Warner Vision has brought out what is, to date, the most important chronicle of the performing arts yet committed to DVD.
The series is called The Art Of..., and has so far included chronicles of the arts of singing, piano and violin.
It is now joined by a two-DVD presentation, The Art of Conducting. The disc details I've attached to this review (length, special features etc) apply only to the first of the two DVDs, but it is best to consider the two discs together.
The first disc began as a special television presentation by the BBC in collaboration with IMG Artists. This was edited for home video release into a single disc. The result was always compulsive viewing. On DVD it has changed from compulsive to indispensable.
The first DVD, subtitled Great Conductors of the Past, was devised by Stephen Wright and directed by Sue Knussen. It runs for 157 minutes. In that 157 minutes it gives us historical footage dating from 1913, with silent film of Artur Nikisch, through to footage in the 1970s of Herbert von Karajan and Leonard Bernstein.
The styles and contrasts of these great conductors come out on film so strongly, that it becomes obvious that for these conductors the orchestra becomes a mighty, single instrument. They play that instrument as perfectly as an Oistrakh or Heifetz may play a violin; or as Sviatoslav Richter or Martha Argerich may play a piano. That mass of 60 or more players becomes, through ebullient confidence, fear or sheer will-power, the tool of the conductor.
Thomas Beecham ruled his orchestras through the strengh of his witty, life-loving character. Even when he was being super-critical, he dressed it in redeeming wit. "Madam", he once exclaimed to an errant cellist. "You have between your legs an instrument which can bring pleasure to thousands. And what do you do? You sit there and scratch it!"
That was Beecham. By contrast, Evgeny Mravinsky, ruler of the Leningrad Philharmonic at the height of Stalinism, needed no wit or persuasion. If a player did not perform to his expectation, he or she was dismissed. And if dismissed by Mravinsky, it would be very hard to find work anywhere else within the Russian state.
The contrasts from conductor to conductor in this survey of 20th century conducting are fascinating. We see the great Wilhelm Furtwangler striving for the last drop of inner meaning of the music. We see a bored and tired Richard Strauss, as detached and as false as most of his music. And Herbert von Karajan, a showman-shaman, seeking power through music rather than questing for the special life music can offer.
The DVD offers almost 50 minutes of special commentary not previously available on the video, from some of the key figures of 20th century music-making. The great soprano Elisabeth Schwarzkopf discusses the key composers of her lifetime; she is joined in commentary by Hugh Bean, first violinist of the Philharmonia Orchestra, and by record producer Suvi Raj Grubb and violinist Isaac Stern.
The second DVD in this series is subtitled 'Legendary Conductors of a Golden Era'. It was produced a few years later, and is also fascinating viewing. It is not an historical survey, but rather offers longer appraisals and weightier musical excerpts centred in the main around six conductors only. The first DVD, 'Great Conductors of the Past', is the perfect introduction to the subject. The second is for those who feel impelled to go further.
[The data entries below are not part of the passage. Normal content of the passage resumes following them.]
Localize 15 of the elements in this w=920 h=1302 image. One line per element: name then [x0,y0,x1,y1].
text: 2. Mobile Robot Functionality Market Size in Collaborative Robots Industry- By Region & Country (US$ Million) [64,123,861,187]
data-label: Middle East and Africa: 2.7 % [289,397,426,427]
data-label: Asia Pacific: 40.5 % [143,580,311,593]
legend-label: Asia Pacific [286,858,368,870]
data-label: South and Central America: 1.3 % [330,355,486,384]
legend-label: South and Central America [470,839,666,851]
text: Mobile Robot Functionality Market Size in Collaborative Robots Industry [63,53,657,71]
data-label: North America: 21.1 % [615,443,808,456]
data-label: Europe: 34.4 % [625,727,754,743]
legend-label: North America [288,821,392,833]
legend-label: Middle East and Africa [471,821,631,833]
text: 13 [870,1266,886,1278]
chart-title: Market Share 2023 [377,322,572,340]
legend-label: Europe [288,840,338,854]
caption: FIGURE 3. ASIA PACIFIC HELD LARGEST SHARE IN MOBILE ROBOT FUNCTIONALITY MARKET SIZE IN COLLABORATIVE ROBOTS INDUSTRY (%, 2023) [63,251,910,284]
Both DVDs can give the special meaning of the art of conducting. That meaning is best summed up by a quote from a percussionist for the Berlin Philharmonic, Werner Tharichen, who is reminiscing about a rehearsal by the orchestra in the 1950s.
The orchestra was rehearsing without conductor - really just reading, and desultorily playing, through the score. As percussionist, Werner didn't have all that much to do, but he was also studying conducting, so he had propped up on his music-stand the entire score for the piece, and was following it while waiting for his own entrance.
Suddenly, he said, he noticed that without anything happening and without anything being said, the entire nature of the orchestra sound changed. It became glowing and burnished, as if golden. He looked up from the score - no, there was no-one at the podium, nothing had happened to change anything. Then he looked at the door into the auditorium. There was the difference. Wilhelm Furtwangler had just walked into the hall.
"A person", he said, "who carries the sound so strongly within himself that he brings out the sound in others - that is the most beautiful thing an orchestra can experience."
"When you know that this person is totally open and you are invited to join him - that is when you can create this kind of music".
Another orchestra player said the communication between conductor and orchestra "was telepathetic". I don't think he really meant to say that, but I can understand what he meant.